Upkammer
SOFIA:
Upkammer bedeutet eigentlich einfach nur „erhöht liegendes Zimmer“. Auf dem Tuppenhof ist hier unser Schlafzimmer. Das Zimmer war erhöht gebaut worden, weil darunter der Keller nicht ganz so tief ausgeschachtet wurde. Und warum wurde für den Keller nicht so tief gegraben? Weil der Grundwasserspiegel hier in Vorst damals schon hoch war.
HEINRICH:
Von der Upkammer aus hatten wir die Kontrolle. Zum Beispiel über unseren Vorratskeller. Denn der liegt direkt hier unter uns. Und wenn da unten nachts jemand an unsere eingemachten Lebensmittel ging, bekamen wir das natürlich mit. Und: Das waren nicht nur Nagetiere…
SOFIA:
Aber auch das „Luurrämken“ in der Wand rechts neben dem Bett war ganz praktisch. Durch diesen Holzschieber konnte man ins Nachbarzimmer schauen. Dort war früher mal der Stall. Da macht das auch Sinn. Als der Raum später zur „Guten Stube“ umgebaut wurde, konnten wir manchmal unsere Kinder erwischen. Die durften dort nämlich nicht alleine rein.
HEINRICH:
Übrigens: Diese Himmelbett stammt von meinem Urgroßvater Matthias Klitzen. Auf der hölzernen Bettrückwand könnt Ihr seine Initialien lesen: M für Matthias, K für Klitzen. Und das Jahr: 1759.
Das Bett ist leider nicht mehr komplett: Die obere Abdeckung fehlt. Und die seitlichen Vorhänge leider auch.
Innerhalb dieser Vorhänge blieb in kalten Nächten unsere Körperwärme erhalten innerhalb dieser Vorhänge – und ein Mückenschutz war das auch.
Das Bett wird übrigens ohne Schrauben oder Leim zusammengehalten. Nur durch Holznägel und Zapfen. So konnte man dieses Bett ohne Probleme abbauen und wieder aufbauen.
SOFIA:
Nochmal zum Thema „Wärme“: Es gab damals keine Zentralheizung, wie Ihr sie habt. Die einzige Wärmequelle des Hauses war in unserer Küche. Der Kamin strahlte schon einiges an Wärme in unser Schlafzimmer ab.
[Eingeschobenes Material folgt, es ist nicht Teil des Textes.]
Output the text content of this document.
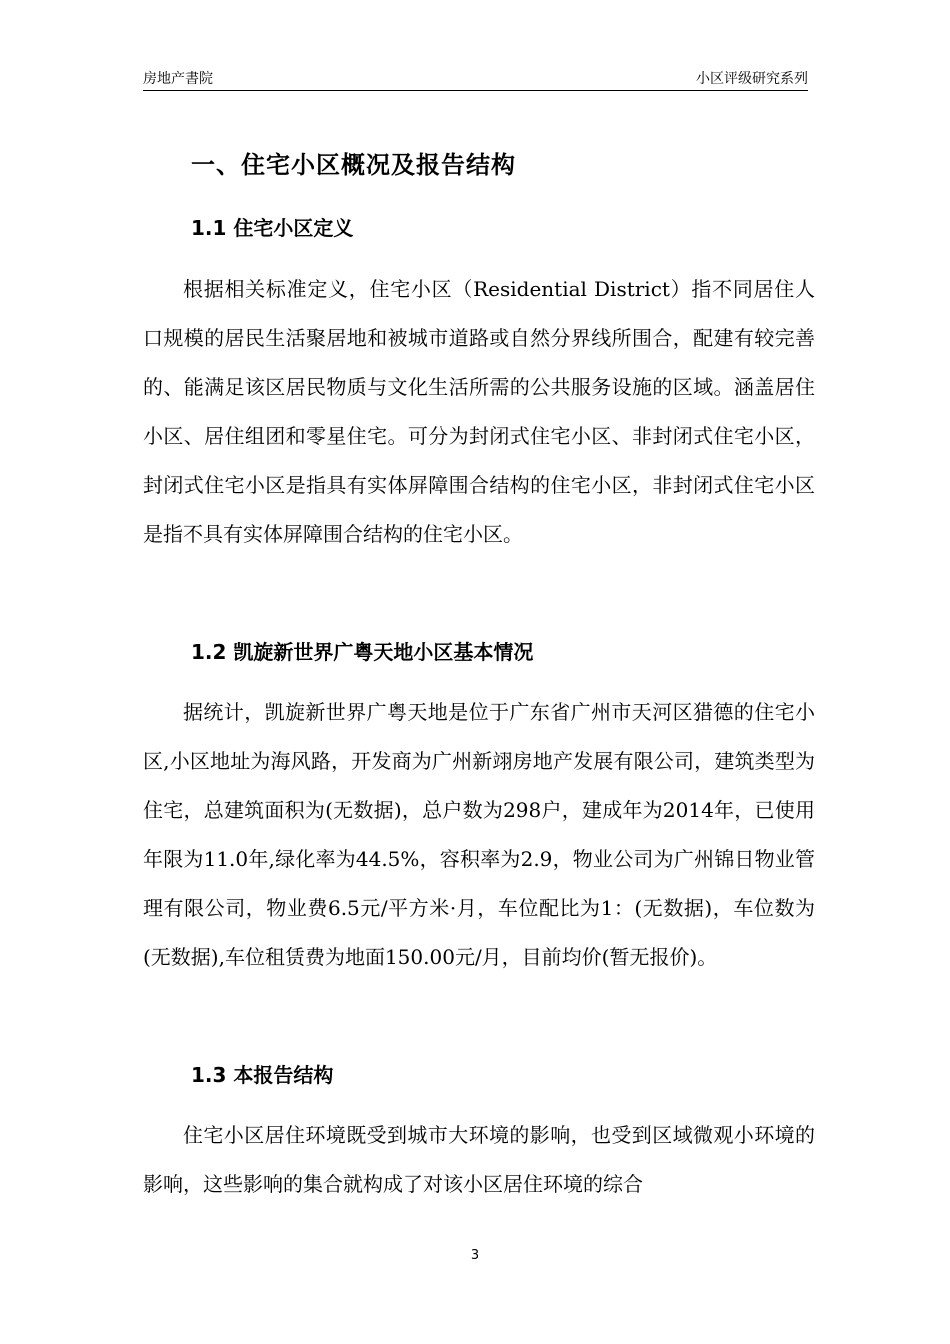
房地产書院	小区评级研究系列
一、住宅小区概况及报告结构
1.1 住宅小区定义

根据相关标准定义，住宅小区（Residential District）指不同居住人口规模的居民生活聚居地和被城市道路或自然分界线所围合，配建有较完善的、能满足该区居民物质与文化生活所需的公共服务设施的区域。涵盖居住小区、居住组团和零星住宅。可分为封闭式住宅小区、非封闭式住宅小区，封闭式住宅小区是指具有实体屏障围合结构的住宅小区，非封闭式住宅小区是指不具有实体屏障围合结构的住宅小区。

1.2 凯旋新世界广粤天地小区基本情况

据统计，凯旋新世界广粤天地是位于广东省广州市天河区猎德的住宅小区,小区地址为海风路，开发商为广州新翊房地产发展有限公司，建筑类型为住宅，总建筑面积为(无数据)，总户数为298户，建成年为2014年，已使用年限为11.0年,绿化率为44.5%，容积率为2.9，物业公司为广州锦日物业管理有限公司，物业费6.5元/平方米·月，车位配比为1：(无数据)，车位数为(无数据),车位租赁费为地面150.00元/月，目前均价(暂无报价)。

1.3 本报告结构

住宅小区居住环境既受到城市大环境的影响，也受到区域微观小环境的影响，这些影响的集合就构成了对该小区居住环境的综合

3
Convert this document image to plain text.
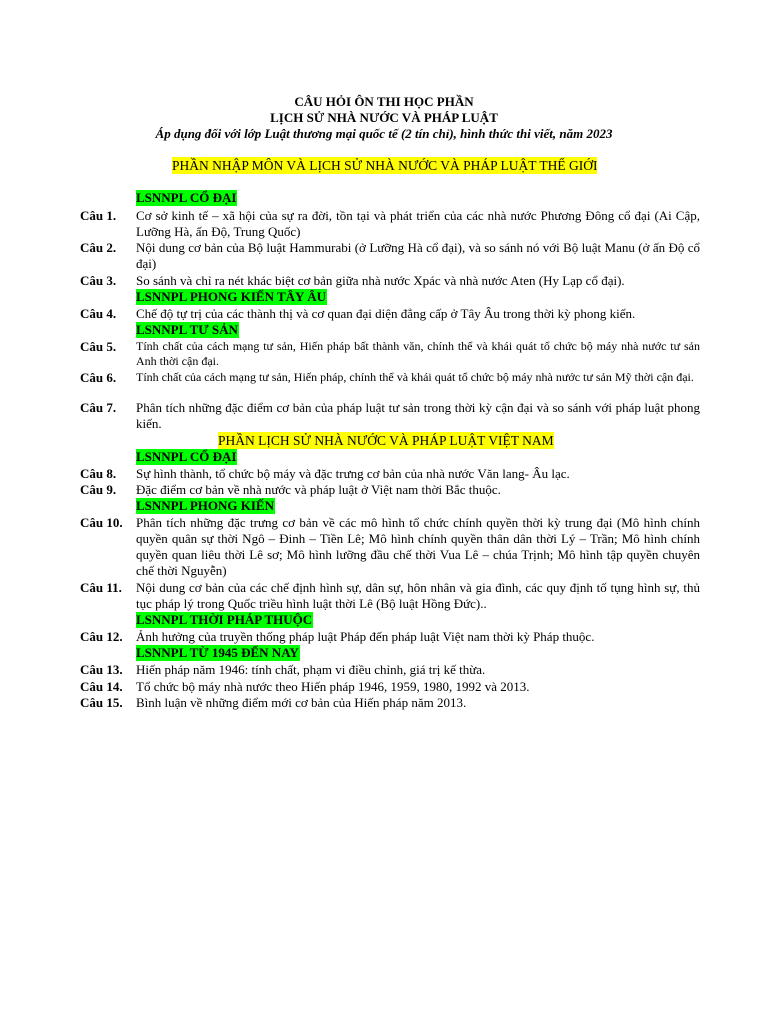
CÂU HỎI ÔN THI HỌC PHẦN
LỊCH SỬ NHÀ NƯỚC VÀ PHÁP LUẬT
Áp dụng đối với lớp Luật thương mại quốc tế (2 tín chỉ), hình thức thi viết, năm 2023
PHẦN NHẬP MÔN VÀ LỊCH SỬ NHÀ NƯỚC VÀ PHÁP LUẬT THẾ GIỚI
LSNNPL CỔ ĐẠI
Câu 1. Cơ sở kinh tế – xã hội của sự ra đời, tồn tại và phát triển của các nhà nước Phương Đông cổ đại (Ai Cập, Lưỡng Hà, ấn Độ, Trung Quốc)
Câu 2. Nội dung cơ bản của Bộ luật Hammurabi (ở Lưỡng Hà cổ đại), và so sánh nó với Bộ luật Manu (ở ấn Độ cổ đại)
Câu 3. So sánh và chỉ ra nét khác biệt cơ bản giữa nhà nước Xpác và nhà nước Aten (Hy Lạp cổ đại).
LSNNPL PHONG KIẾN TÂY ÂU
Câu 4. Chế độ tự trị của các thành thị và cơ quan đại diện đẳng cấp ở Tây Âu trong thời kỳ phong kiến.
LSNNPL TƯ SẢN
Câu 5. Tính chất của cách mạng tư sản, Hiến pháp bất thành văn, chính thể và khái quát tổ chức bộ máy nhà nước tư sản Anh thời cận đại.
Câu 6. Tính chất của cách mạng tư sản, Hiến pháp, chính thể và khái quát tổ chức bộ máy nhà nước tư sản Mỹ thời cận đại.
Câu 7. Phân tích những đặc điểm cơ bản của pháp luật tư sản trong thời kỳ cận đại và so sánh với pháp luật phong kiến.
PHẦN LỊCH SỬ NHÀ NƯỚC VÀ PHÁP LUẬT VIỆT NAM
LSNNPL CỔ ĐẠI
Câu 8. Sự hình thành, tổ chức bộ máy và đặc trưng cơ bản của nhà nước Văn lang- Âu lạc.
Câu 9. Đặc điểm cơ bản về nhà nước và pháp luật ở Việt nam thời Bắc thuộc.
LSNNPL PHONG KIẾN
Câu 10. Phân tích những đặc trưng cơ bản về các mô hình tổ chức chính quyền thời kỳ trung đại (Mô hình chính quyền quân sự thời Ngô – Đinh – Tiền Lê; Mô hình chính quyền thân dân thời Lý – Trần; Mô hình chính quyền quan liêu thời Lê sơ; Mô hình lưỡng đầu chế thời Vua Lê – chúa Trịnh; Mô hình tập quyền chuyên chế thời Nguyễn)
Câu 11. Nội dung cơ bản của các chế định hình sự, dân sự, hôn nhân và gia đình, các quy định tố tụng hình sự, thủ tục pháp lý trong Quốc triều hình luật thời Lê (Bộ luật Hồng Đức)..
LSNNPL THỜI PHÁP THUỘC
Câu 12. Ảnh hưởng của truyền thống pháp luật Pháp đến pháp luật Việt nam thời kỳ Pháp thuộc.
LSNNPL TỪ 1945 ĐẾN NAY
Câu 13. Hiến pháp năm 1946: tính chất, phạm vi điều chỉnh, giá trị kế thừa.
Câu 14. Tổ chức bộ máy nhà nước theo Hiến pháp 1946, 1959, 1980, 1992 và 2013.
Câu 15. Bình luận về những điểm mới cơ bản của Hiến pháp năm 2013.
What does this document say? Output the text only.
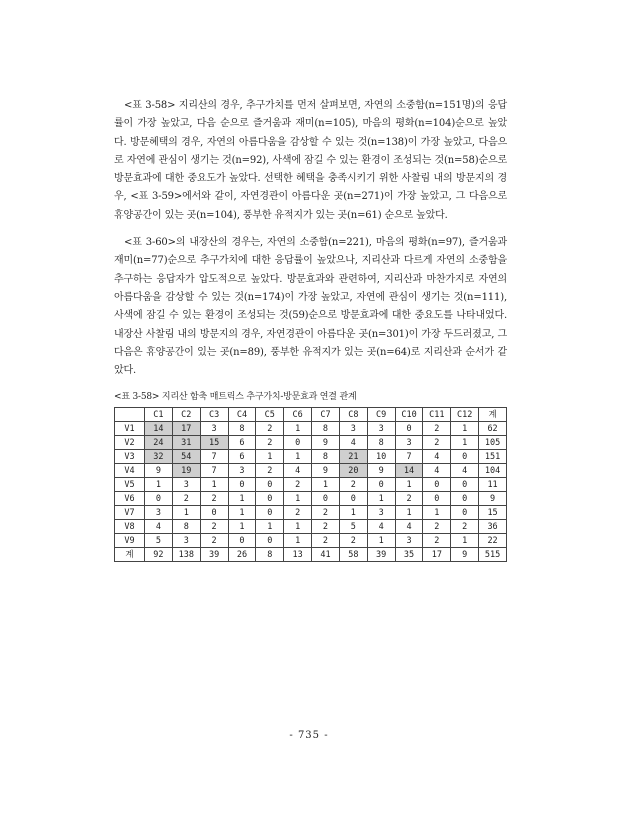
<표 3-58> 지리산의 경우, 추구가치를 먼저 살펴보면, 자연의 소중함(n=151명)의 응답률이 가장 높았고, 다음 순으로 즐거움과 재미(n=105), 마음의 평화(n=104)순으로 높았다. 방문혜택의 경우, 자연의 아름다움을 감상할 수 있는 것(n=138)이 가장 높았고, 다음으로 자연에 관심이 생기는 것(n=92), 사색에 잠길 수 있는 환경이 조성되는 것(n=58)순으로 방문효과에 대한 중요도가 높았다. 선택한 혜택을 충족시키기 위한 사찰림 내의 방문지의 경우, <표 3-59>에서와 같이, 자연경관이 아름다운 곳(n=271)이 가장 높았고, 그 다음으로 휴양공간이 있는 곳(n=104), 풍부한 유적지가 있는 곳(n=61) 순으로 높았다.

<표 3-60>의 내장산의 경우는, 자연의 소중함(n=221), 마음의 평화(n=97), 즐거움과 재미(n=77)순으로 추구가치에 대한 응답률이 높았으나, 지리산과 다르게 자연의 소중함을 추구하는 응답자가 압도적으로 높았다. 방문효과와 관련하여, 지리산과 마찬가지로 자연의 아름다움을 감상할 수 있는 것(n=174)이 가장 높았고, 자연에 관심이 생기는 것(n=111), 사색에 잠길 수 있는 환경이 조성되는 것(59)순으로 방문효과에 대한 중요도를 나타내었다. 내장산 사찰림 내의 방문지의 경우, 자연경관이 아름다운 곳(n=301)이 가장 두드러졌고, 그 다음은 휴양공간이 있는 곳(n=89), 풍부한 유적지가 있는 곳(n=64)로 지리산과 순서가 같았다.

<표 3-58> 지리산 함축 매트릭스 추구가치-방문효과 연결 관계
	C1	C2	C3	C4	C5	C6	C7	C8	C9	C10	C11	C12	계
V1	14	17	3	8	2	1	8	3	3	0	2	1	62
V2	24	31	15	6	2	0	9	4	8	3	2	1	105
V3	32	54	7	6	1	1	8	21	10	7	4	0	151
V4	9	19	7	3	2	4	9	20	9	14	4	4	104
V5	1	3	1	0	0	2	1	2	0	1	0	0	11
V6	0	2	2	1	0	1	0	0	1	2	0	0	9
V7	3	1	0	1	0	2	2	1	3	1	1	0	15
V8	4	8	2	1	1	1	2	5	4	4	2	2	36
V9	5	3	2	0	0	1	2	2	1	3	2	1	22
계	92	138	39	26	8	13	41	58	39	35	17	9	515
- 735 -
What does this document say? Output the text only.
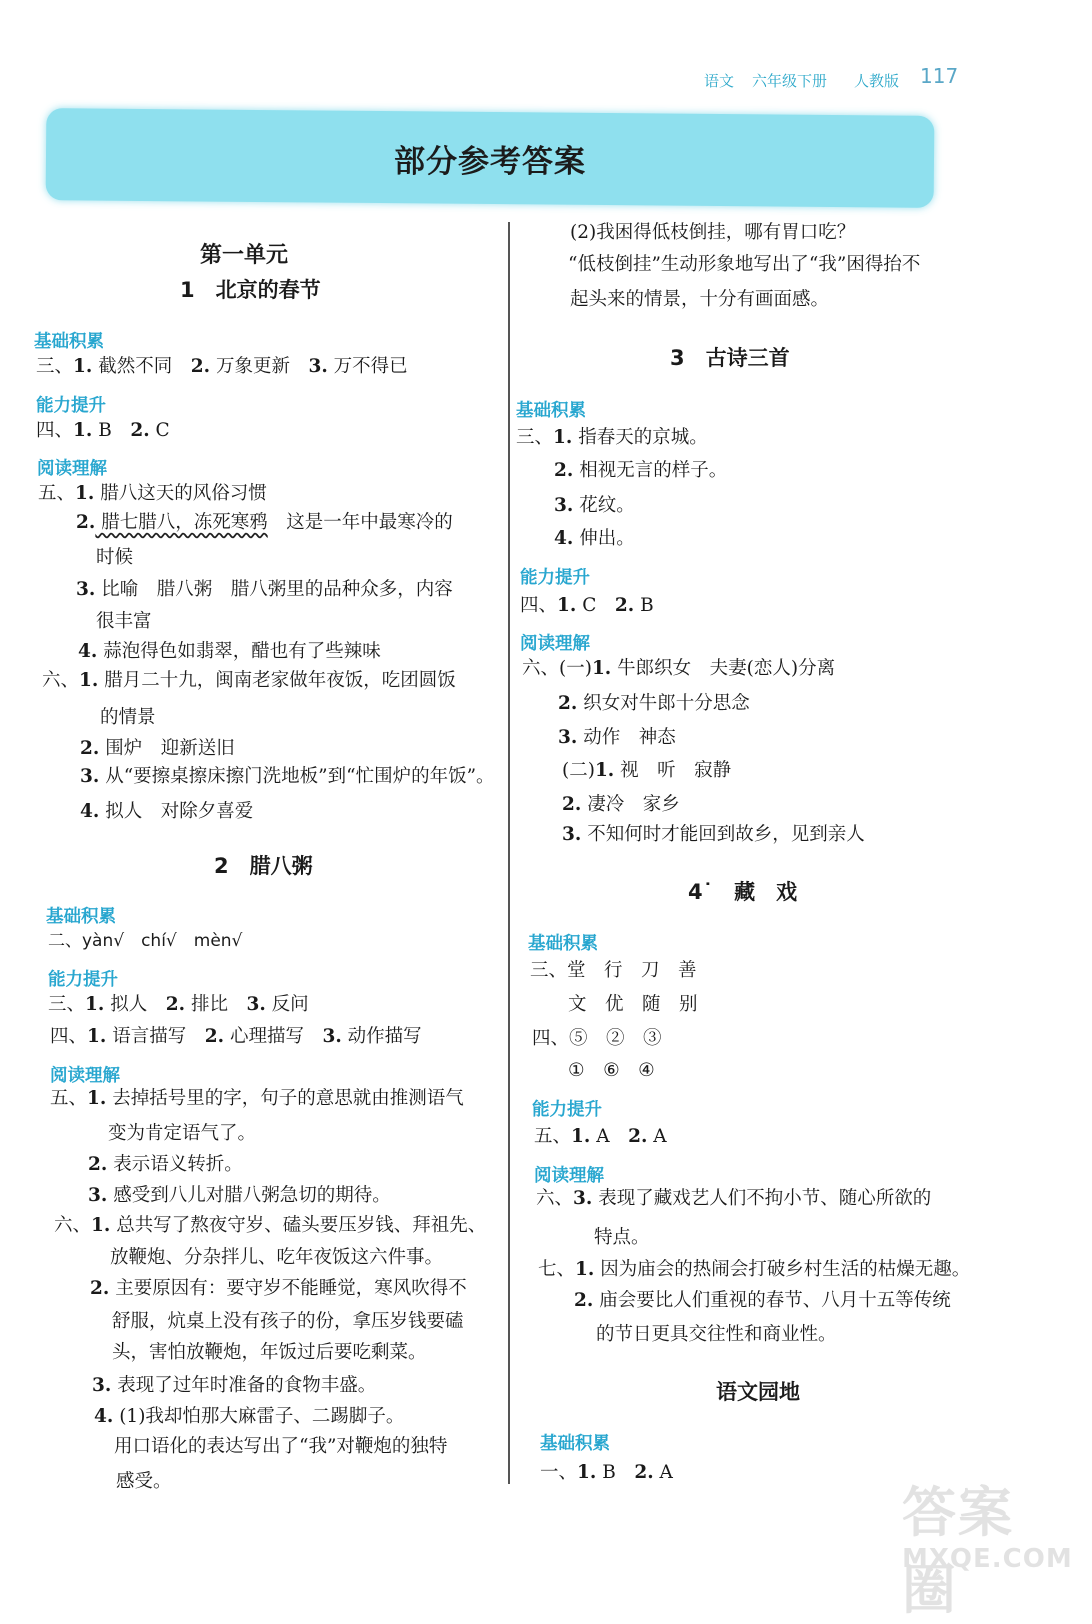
语文 六年级下册 人教版 117
部分参考答案
第一单元
1　北京的春节
基础积累
三、1. 截然不同　2. 万象更新　3. 万不得已
能力提升
四、1. B　2. C
阅读理解
五、1. 腊八这天的风俗习惯
2. 腊七腊八，冻死寒鸦　这是一年中最寒冷的
时候
3. 比喻　腊八粥　腊八粥里的品种众多，内容
很丰富
4. 蒜泡得色如翡翠，醋也有了些辣味
六、1. 腊月二十九，闽南老家做年夜饭，吃团圆饭
的情景
2. 围炉　迎新送旧
3. 从“要擦桌擦床擦门洗地板”到“忙围炉的年饭”。
4. 拟人　对除夕喜爱
2　腊八粥
基础积累
二、yàn√　chí√　mèn√
能力提升
三、1. 拟人　2. 排比　3. 反问
四、1. 语言描写　2. 心理描写　3. 动作描写
阅读理解
五、1. 去掉括号里的字，句子的意思就由推测语气
变为肯定语气了。
2. 表示语义转折。
3. 感受到八儿对腊八粥急切的期待。
六、1. 总共写了熬夜守岁、磕头要压岁钱、拜祖先、
放鞭炮、分杂拌儿、吃年夜饭这六件事。
2. 主要原因有：要守岁不能睡觉，寒风吹得不
舒服，炕桌上没有孩子的份，拿压岁钱要磕
头，害怕放鞭炮，年饭过后要吃剩菜。
3. 表现了过年时准备的食物丰盛。
4. (1)我却怕那大麻雷子、二踢脚子。
用口语化的表达写出了“我”对鞭炮的独特
感受。
(2)我困得低枝倒挂，哪有胃口吃？
“低枝倒挂”生动形象地写出了“我”困得抬不
起头来的情景，十分有画面感。
3　古诗三首
基础积累
三、1. 指春天的京城。
2. 相视无言的样子。
3. 花纹。
4. 伸出。
能力提升
四、1. C　2. B
阅读理解
六、(一)1. 牛郎织女　夫妻(恋人)分离
2. 织女对牛郎十分思念
3. 动作　神态
(二)1. 视　听　寂静
2. 凄冷　家乡
3. 不知何时才能回到故乡，见到亲人
4˙　藏　戏
基础积累
三、堂　行　刀　善
文　优　随　别
四、⑤　②　③
①　⑥　④
能力提升
五、1. A　2. A
阅读理解
六、3. 表现了藏戏艺人们不拘小节、随心所欲的
特点。
七、1. 因为庙会的热闹会打破乡村生活的枯燥无趣。
2. 庙会要比人们重视的春节、八月十五等传统
的节日更具交往性和商业性。
语文园地
基础积累
一、1. B　2. A
答案圈
MXQE.COM
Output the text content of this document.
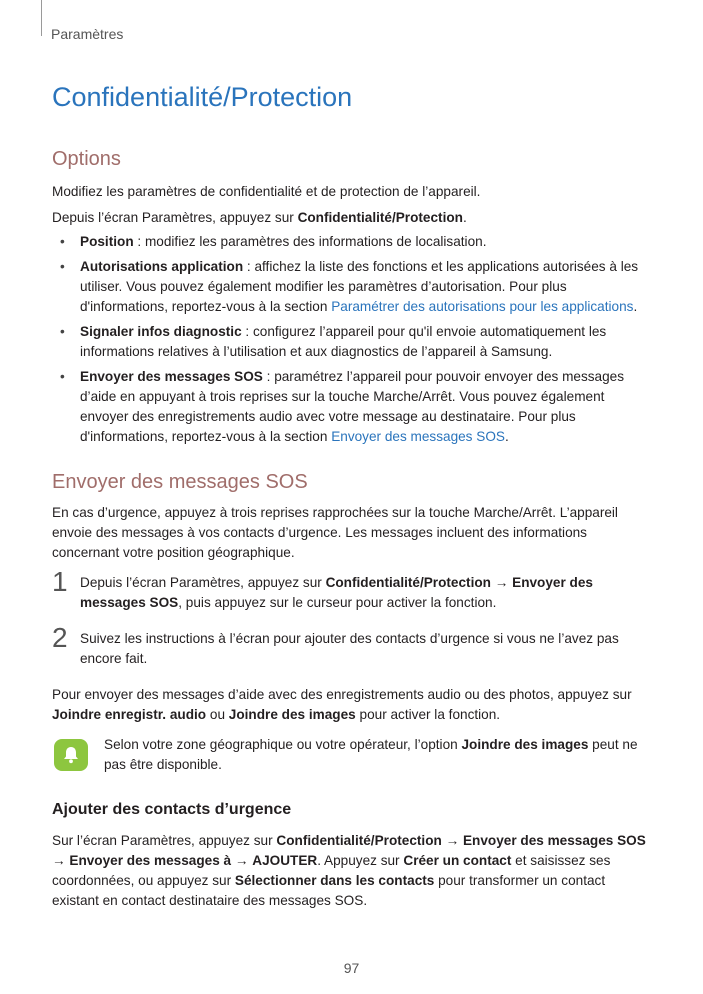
Paramètres
Confidentialité/Protection
Options

Modifiez les paramètres de confidentialité et de protection de l’appareil.

Depuis l’écran Paramètres, appuyez sur Confidentialité/Protection.

• Position : modifiez les paramètres des informations de localisation.
• Autorisations application : affichez la liste des fonctions et les applications autorisées à les utiliser. Vous pouvez également modifier les paramètres d’autorisation. Pour plus d'informations, reportez-vous à la section Paramétrer des autorisations pour les applications.
• Signaler infos diagnostic : configurez l’appareil pour qu'il envoie automatiquement les informations relatives à l’utilisation et aux diagnostics de l’appareil à Samsung.
• Envoyer des messages SOS : paramétrez l’appareil pour pouvoir envoyer des messages d’aide en appuyant à trois reprises sur la touche Marche/Arrêt. Vous pouvez également envoyer des enregistrements audio avec votre message au destinataire. Pour plus d'informations, reportez-vous à la section Envoyer des messages SOS.
Envoyer des messages SOS

En cas d’urgence, appuyez à trois reprises rapprochées sur la touche Marche/Arrêt. L’appareil envoie des messages à vos contacts d’urgence. Les messages incluent des informations concernant votre position géographique.

1 Depuis l’écran Paramètres, appuyez sur Confidentialité/Protection → Envoyer des messages SOS, puis appuyez sur le curseur pour activer la fonction.
2 Suivez les instructions à l’écran pour ajouter des contacts d’urgence si vous ne l’avez pas encore fait.

Pour envoyer des messages d’aide avec des enregistrements audio ou des photos, appuyez sur Joindre enregistr. audio ou Joindre des images pour activer la fonction.

Selon votre zone géographique ou votre opérateur, l’option Joindre des images peut ne pas être disponible.
Ajouter des contacts d’urgence

Sur l’écran Paramètres, appuyez sur Confidentialité/Protection → Envoyer des messages SOS → Envoyer des messages à → AJOUTER. Appuyez sur Créer un contact et saisissez ses coordonnées, ou appuyez sur Sélectionner dans les contacts pour transformer un contact existant en contact destinataire des messages SOS.

97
Aber wenn wir es nachts richtig warm haben wollten, nutzen wir den alten metallenen Hinterladerofen. Davon ist heute nur noch eine viereckige Öffnung in der Wand zur Küche zu sehen. Von der Küche aus wurden glühende Kohlen in den Ofen geschoben. Der Rauch zog im Kamin ab.
Aber viel einfacher wurde unser Bett mit den Wärmflaschen aus Metall gewärmt. Die wurden nur mit heißem Wasser gefüllt.
HEINRICH:
Aber meine liebste Wärmequelle lag direkt neben mir…
SOFIA:
Heinrich! Also wirklich!
Aber Recht hat er ja. Aber nur, wenn er auch gewaschen war.
Das machten wir meist an unserer Waschschüssel da am Fenster. Kaltes Wasser, Kernseife… das war alles.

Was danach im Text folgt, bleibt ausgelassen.